Even though she was surrounded by at least 7 officers and a K-9 unit, they decided not to follow the simple plan to keep her alive. The officers chose to shoot her in the head when she exited her SUV, reported CNN.
In an apparent effort to be transparent, Elgin police recently released about 30 unedited hours of bodycam and dashcam footage showing the March 12 standoff that that resulted in the senseless death of a 34-year-old woman with mental health problems.
In the footage, officers are trying to convince Clements to exit her vehicle so they can arrest her. They can be heard discussing less lethal use of force tactics for when she exits her SUV.
Just seconds after she does get out of her vehicle, police discard their discussed course of action as 3 shots are fired and Clements dies at the scene.
The Elgin Courier-News reported on the details leading up to the killing:
In the early morning of March 12, Elgin police discovered Clements parked on a dead-end street. When police approached Clements’ car, she drove away, entering Interstate 90, about 40 miles outside of Chicago.

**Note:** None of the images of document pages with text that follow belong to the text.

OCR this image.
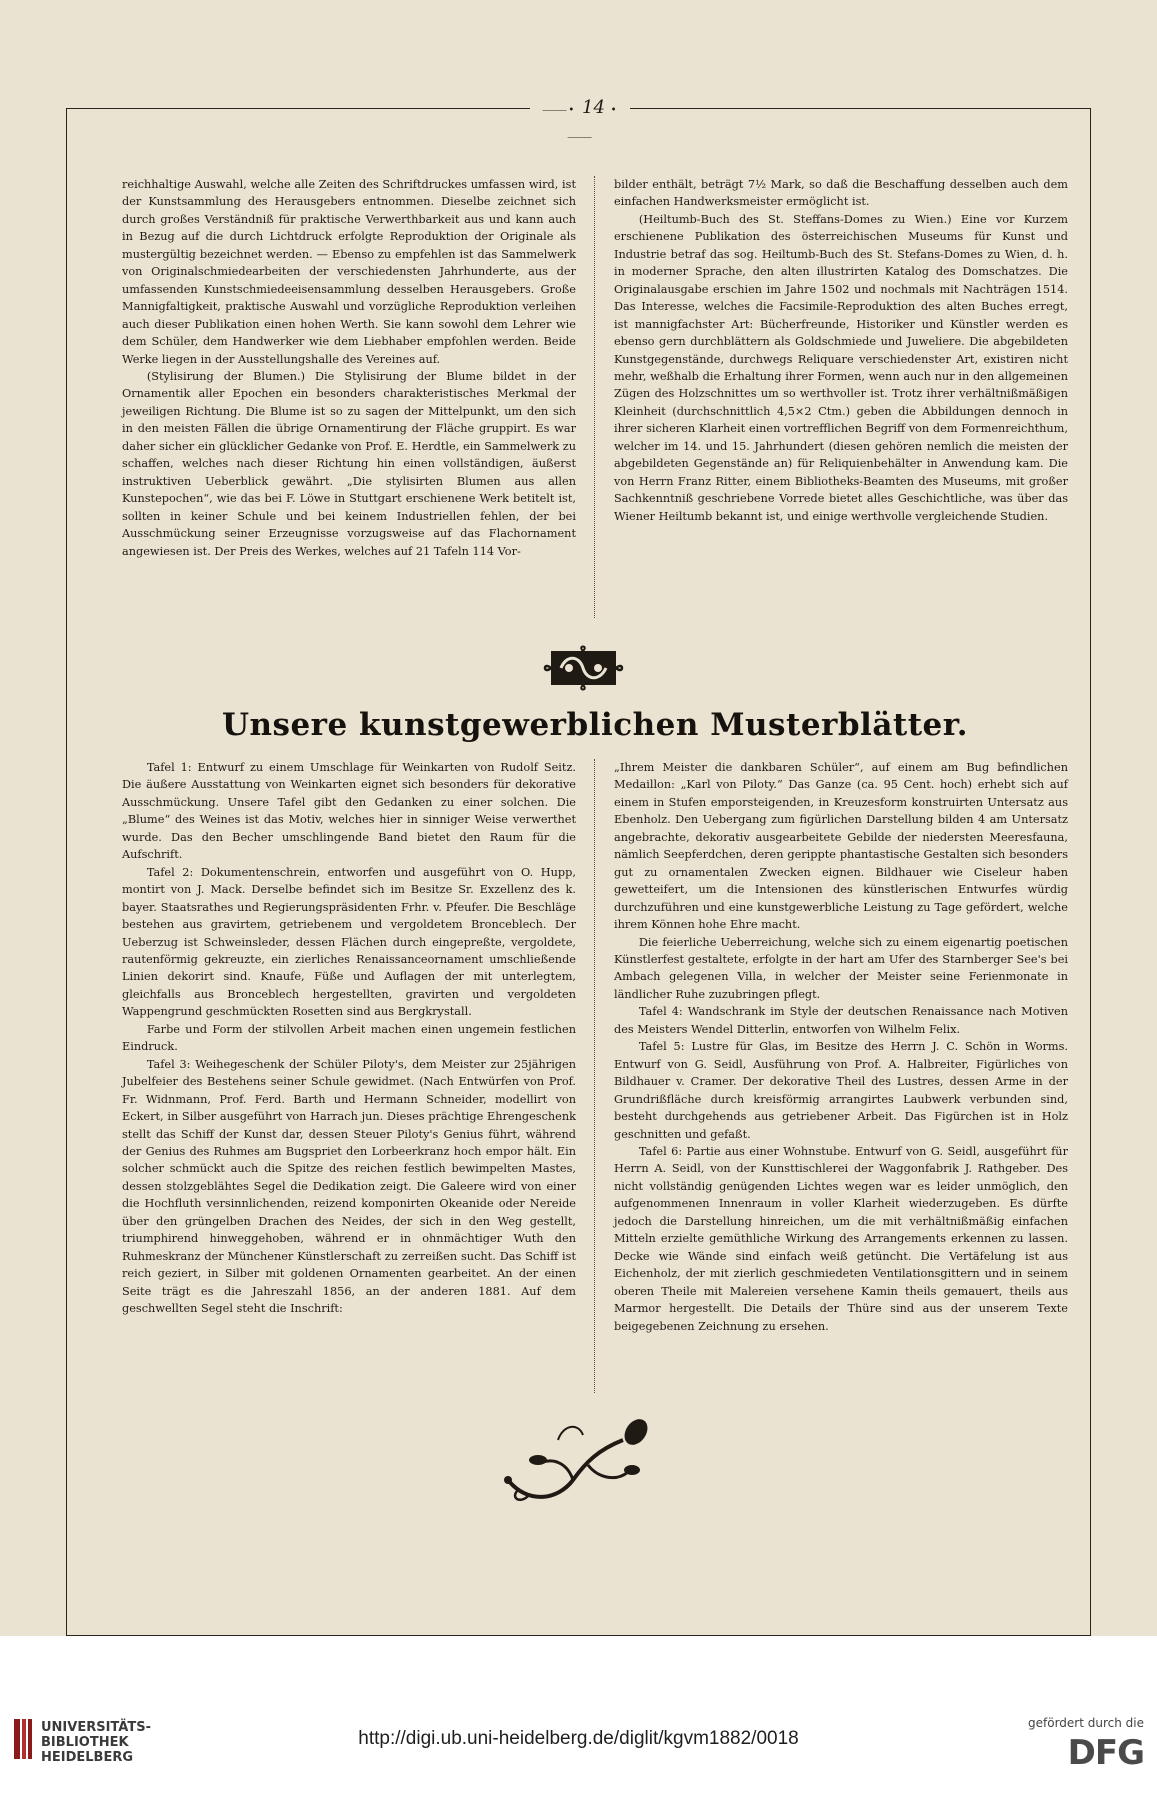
⸻• 14 •⸻

reichhaltige Auswahl, welche alle Zeiten des Schriftdruckes umfassen wird, ist der Kunstsammlung des Herausgebers entnommen. Dieselbe zeichnet sich durch großes Verständniß für praktische Verwerthbarkeit aus und kann auch in Bezug auf die durch Lichtdruck erfolgte Reproduktion der Originale als mustergültig bezeichnet werden. — Ebenso zu empfehlen ist das Sammelwerk von Originalschmiedearbeiten der verschiedensten Jahrhunderte, aus der umfassenden Kunstschmiedeeisensammlung desselben Herausgebers. Große Mannigfaltigkeit, praktische Auswahl und vorzügliche Reproduktion verleihen auch dieser Publikation einen hohen Werth. Sie kann sowohl dem Lehrer wie dem Schüler, dem Handwerker wie dem Liebhaber empfohlen werden. Beide Werke liegen in der Ausstellungshalle des Vereines auf.

(Stylisirung der Blumen.) Die Stylisirung der Blume bildet in der Ornamentik aller Epochen ein besonders charakteristisches Merkmal der jeweiligen Richtung. Die Blume ist so zu sagen der Mittelpunkt, um den sich in den meisten Fällen die übrige Ornamentirung der Fläche gruppirt. Es war daher sicher ein glücklicher Gedanke von Prof. E. Herdtle, ein Sammelwerk zu schaffen, welches nach dieser Richtung hin einen vollständigen, äußerst instruktiven Ueberblick gewährt. „Die stylisirten Blumen aus allen Kunstepochen“, wie das bei F. Löwe in Stuttgart erschienene Werk betitelt ist, sollten in keiner Schule und bei keinem Industriellen fehlen, der bei Ausschmückung seiner Erzeugnisse vorzugsweise auf das Flachornament angewiesen ist. Der Preis des Werkes, welches auf 21 Tafeln 114 Vor-

bilder enthält, beträgt 7½ Mark, so daß die Beschaffung desselben auch dem einfachen Handwerksmeister ermöglicht ist.

(Heiltumb-Buch des St. Steffans-Domes zu Wien.) Eine vor Kurzem erschienene Publikation des österreichischen Museums für Kunst und Industrie betraf das sog. Heiltumb-Buch des St. Stefans-Domes zu Wien, d. h. in moderner Sprache, den alten illustrirten Katalog des Domschatzes. Die Originalausgabe erschien im Jahre 1502 und nochmals mit Nachträgen 1514. Das Interesse, welches die Facsimile-Reproduktion des alten Buches erregt, ist mannigfachster Art: Bücherfreunde, Historiker und Künstler werden es ebenso gern durchblättern als Goldschmiede und Juweliere. Die abgebildeten Kunstgegenstände, durchwegs Reliquare verschiedenster Art, existiren nicht mehr, weßhalb die Erhaltung ihrer Formen, wenn auch nur in den allgemeinen Zügen des Holzschnittes um so werthvoller ist. Trotz ihrer verhältnißmäßigen Kleinheit (durchschnittlich 4,5×2 Ctm.) geben die Abbildungen dennoch in ihrer sicheren Klarheit einen vortrefflichen Begriff von dem Formenreichthum, welcher im 14. und 15. Jahrhundert (diesen gehören nemlich die meisten der abgebildeten Gegenstände an) für Reliquienbehälter in Anwendung kam. Die von Herrn Franz Ritter, einem Bibliotheks-Beamten des Museums, mit großer Sachkenntniß geschriebene Vorrede bietet alles Geschichtliche, was über das Wiener Heiltumb bekannt ist, und einige werthvolle vergleichende Studien.

Unsere kunstgewerblichen Musterblätter.

Tafel 1: Entwurf zu einem Umschlage für Weinkarten von Rudolf Seitz. Die äußere Ausstattung von Weinkarten eignet sich besonders für dekorative Ausschmückung. Unsere Tafel gibt den Gedanken zu einer solchen. Die „Blume“ des Weines ist das Motiv, welches hier in sinniger Weise verwerthet wurde. Das den Becher umschlingende Band bietet den Raum für die Aufschrift.

Tafel 2: Dokumentenschrein, entworfen und ausgeführt von O. Hupp, montirt von J. Mack. Derselbe befindet sich im Besitze Sr. Exzellenz des k. bayer. Staatsrathes und Regierungspräsidenten Frhr. v. Pfeufer. Die Beschläge bestehen aus gravirtem, getriebenem und vergoldetem Bronceblech. Der Ueberzug ist Schweinsleder, dessen Flächen durch eingepreßte, vergoldete, rautenförmig gekreuzte, ein zierliches Renaissanceornament umschließende Linien dekorirt sind. Knaufe, Füße und Auflagen der mit unterlegtem, gleichfalls aus Bronceblech hergestellten, gravirten und vergoldeten Wappengrund geschmückten Rosetten sind aus Bergkrystall.

Farbe und Form der stilvollen Arbeit machen einen ungemein festlichen Eindruck.

Tafel 3: Weihegeschenk der Schüler Piloty's, dem Meister zur 25jährigen Jubelfeier des Bestehens seiner Schule gewidmet. (Nach Entwürfen von Prof. Fr. Widnmann, Prof. Ferd. Barth und Hermann Schneider, modellirt von Eckert, in Silber ausgeführt von Harrach jun. Dieses prächtige Ehrengeschenk stellt das Schiff der Kunst dar, dessen Steuer Piloty's Genius führt, während der Genius des Ruhmes am Bugspriet den Lorbeerkranz hoch empor hält. Ein solcher schmückt auch die Spitze des reichen festlich bewimpelten Mastes, dessen stolzgeblähtes Segel die Dedikation zeigt. Die Galeere wird von einer die Hochfluth versinnlichenden, reizend komponirten Okeanide oder Nereide über den grüngelben Drachen des Neides, der sich in den Weg gestellt, triumphirend hinweggehoben, während er in ohnmächtiger Wuth den Ruhmeskranz der Münchener Künstlerschaft zu zerreißen sucht. Das Schiff ist reich geziert, in Silber mit goldenen Ornamenten gearbeitet. An der einen Seite trägt es die Jahreszahl 1856, an der anderen 1881. Auf dem geschwellten Segel steht die Inschrift:

„Ihrem Meister die dankbaren Schüler“, auf einem am Bug befindlichen Medaillon: „Karl von Piloty.“ Das Ganze (ca. 95 Cent. hoch) erhebt sich auf einem in Stufen emporsteigenden, in Kreuzesform konstruirten Untersatz aus Ebenholz. Den Uebergang zum figürlichen Darstellung bilden 4 am Untersatz angebrachte, dekorativ ausgearbeitete Gebilde der niedersten Meeresfauna, nämlich Seepferdchen, deren gerippte phantastische Gestalten sich besonders gut zu ornamentalen Zwecken eignen. Bildhauer wie Ciseleur haben gewetteifert, um die Intensionen des künstlerischen Entwurfes würdig durchzuführen und eine kunstgewerbliche Leistung zu Tage gefördert, welche ihrem Können hohe Ehre macht.

Die feierliche Ueberreichung, welche sich zu einem eigenartig poetischen Künstlerfest gestaltete, erfolgte in der hart am Ufer des Starnberger See's bei Ambach gelegenen Villa, in welcher der Meister seine Ferienmonate in ländlicher Ruhe zuzubringen pflegt.

Tafel 4: Wandschrank im Style der deutschen Renaissance nach Motiven des Meisters Wendel Ditterlin, entworfen von Wilhelm Felix.

Tafel 5: Lustre für Glas, im Besitze des Herrn J. C. Schön in Worms. Entwurf von G. Seidl, Ausführung von Prof. A. Halbreiter, Figürliches von Bildhauer v. Cramer. Der dekorative Theil des Lustres, dessen Arme in der Grundrißfläche durch kreisförmig arrangirtes Laubwerk verbunden sind, besteht durchgehends aus getriebener Arbeit. Das Figürchen ist in Holz geschnitten und gefaßt.

Tafel 6: Partie aus einer Wohnstube. Entwurf von G. Seidl, ausgeführt für Herrn A. Seidl, von der Kunsttischlerei der Waggonfabrik J. Rathgeber. Des nicht vollständig genügenden Lichtes wegen war es leider unmöglich, den aufgenommenen Innenraum in voller Klarheit wiederzugeben. Es dürfte jedoch die Darstellung hinreichen, um die mit verhältnißmäßig einfachen Mitteln erzielte gemüthliche Wirkung des Arrangements erkennen zu lassen. Decke wie Wände sind einfach weiß getüncht. Die Vertäfelung ist aus Eichenholz, der mit zierlich geschmiedeten Ventilationsgittern und in seinem oberen Theile mit Malereien versehene Kamin theils gemauert, theils aus Marmor hergestellt. Die Details der Thüre sind aus der unserem Texte beigegebenen Zeichnung zu ersehen.

UNIVERSITÄTS-
BIBLIOTHEK
HEIDELBERG
http://digi.ub.uni-heidelberg.de/diglit/kgvm1882/0018
gefördert durch die
DFG
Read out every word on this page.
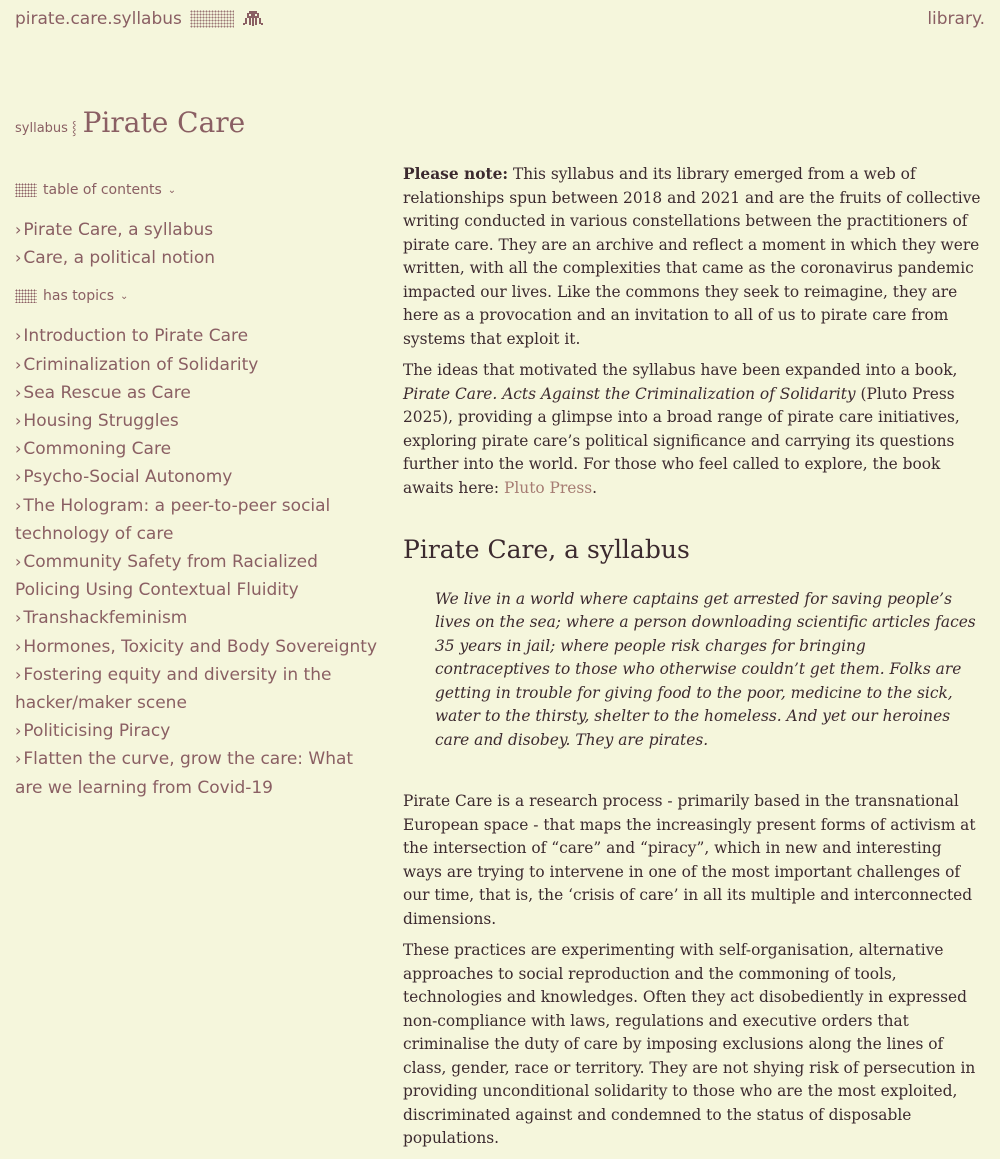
pirate.care.syllabus	library.
syllabus ⸾ Pirate Care
table of contents ⌄
› Pirate Care, a syllabus
› Care, a political notion
has topics ⌄
› Introduction to Pirate Care
› Criminalization of Solidarity
› Sea Rescue as Care
› Housing Struggles
› Commoning Care
› Psycho-Social Autonomy
› The Hologram: a peer-to-peer social technology of care
› Community Safety from Racialized Policing Using Contextual Fluidity
› Transhackfeminism
› Hormones, Toxicity and Body Sovereignty
› Fostering equity and diversity in the hacker/maker scene
› Politicising Piracy
› Flatten the curve, grow the care: What are we learning from Covid-19

Please note: This syllabus and its library emerged from a web of relationships spun between 2018 and 2021 and are the fruits of collective writing conducted in various constellations between the practitioners of pirate care. They are an archive and reflect a moment in which they were written, with all the complexities that came as the coronavirus pandemic impacted our lives. Like the commons they seek to reimagine, they are here as a provocation and an invitation to all of us to pirate care from systems that exploit it.

The ideas that motivated the syllabus have been expanded into a book, Pirate Care. Acts Against the Criminalization of Solidarity (Pluto Press 2025), providing a glimpse into a broad range of pirate care initiatives, exploring pirate care’s political significance and carrying its questions further into the world. For those who feel called to explore, the book awaits here: Pluto Press.

Pirate Care, a syllabus
We live in a world where captains get arrested for saving people’s lives on the sea; where a person downloading scientific articles faces 35 years in jail; where people risk charges for bringing contraceptives to those who otherwise couldn’t get them. Folks are getting in trouble for giving food to the poor, medicine to the sick, water to the thirsty, shelter to the homeless. And yet our heroines care and disobey. They are pirates.

Pirate Care is a research process - primarily based in the transnational European space - that maps the increasingly present forms of activism at the intersection of “care” and “piracy”, which in new and interesting ways are trying to intervene in one of the most important challenges of our time, that is, the ‘crisis of care’ in all its multiple and interconnected dimensions.

These practices are experimenting with self-organisation, alternative approaches to social reproduction and the commoning of tools, technologies and knowledges. Often they act disobediently in expressed non-compliance with laws, regulations and executive orders that criminalise the duty of care by imposing exclusions along the lines of class, gender, race or territory. They are not shying risk of persecution in providing unconditional solidarity to those who are the most exploited, discriminated against and condemned to the status of disposable populations.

She eventually stopped in the center shoulder because she was missing 2 tires. Police used 2 vehicles to block in her mostly immobilized vehicle. Police then ordered her to get out of her vehicle, with audio revealing officers mentioning she had a steak knife and screwdriver in the car with her.
Police suspect she has been using cocaine, but police were informed that she had been seeing a therapist and had previously experienced suicidal thoughts and hallucinations, according to the Courier-News.
The standoff lasted about an hour, with police trying to convince her to exit her vehicle to be arrested. They also had plenty of time to discuss an appropriate non lethal way to capture her if she was aggressive when she did get out.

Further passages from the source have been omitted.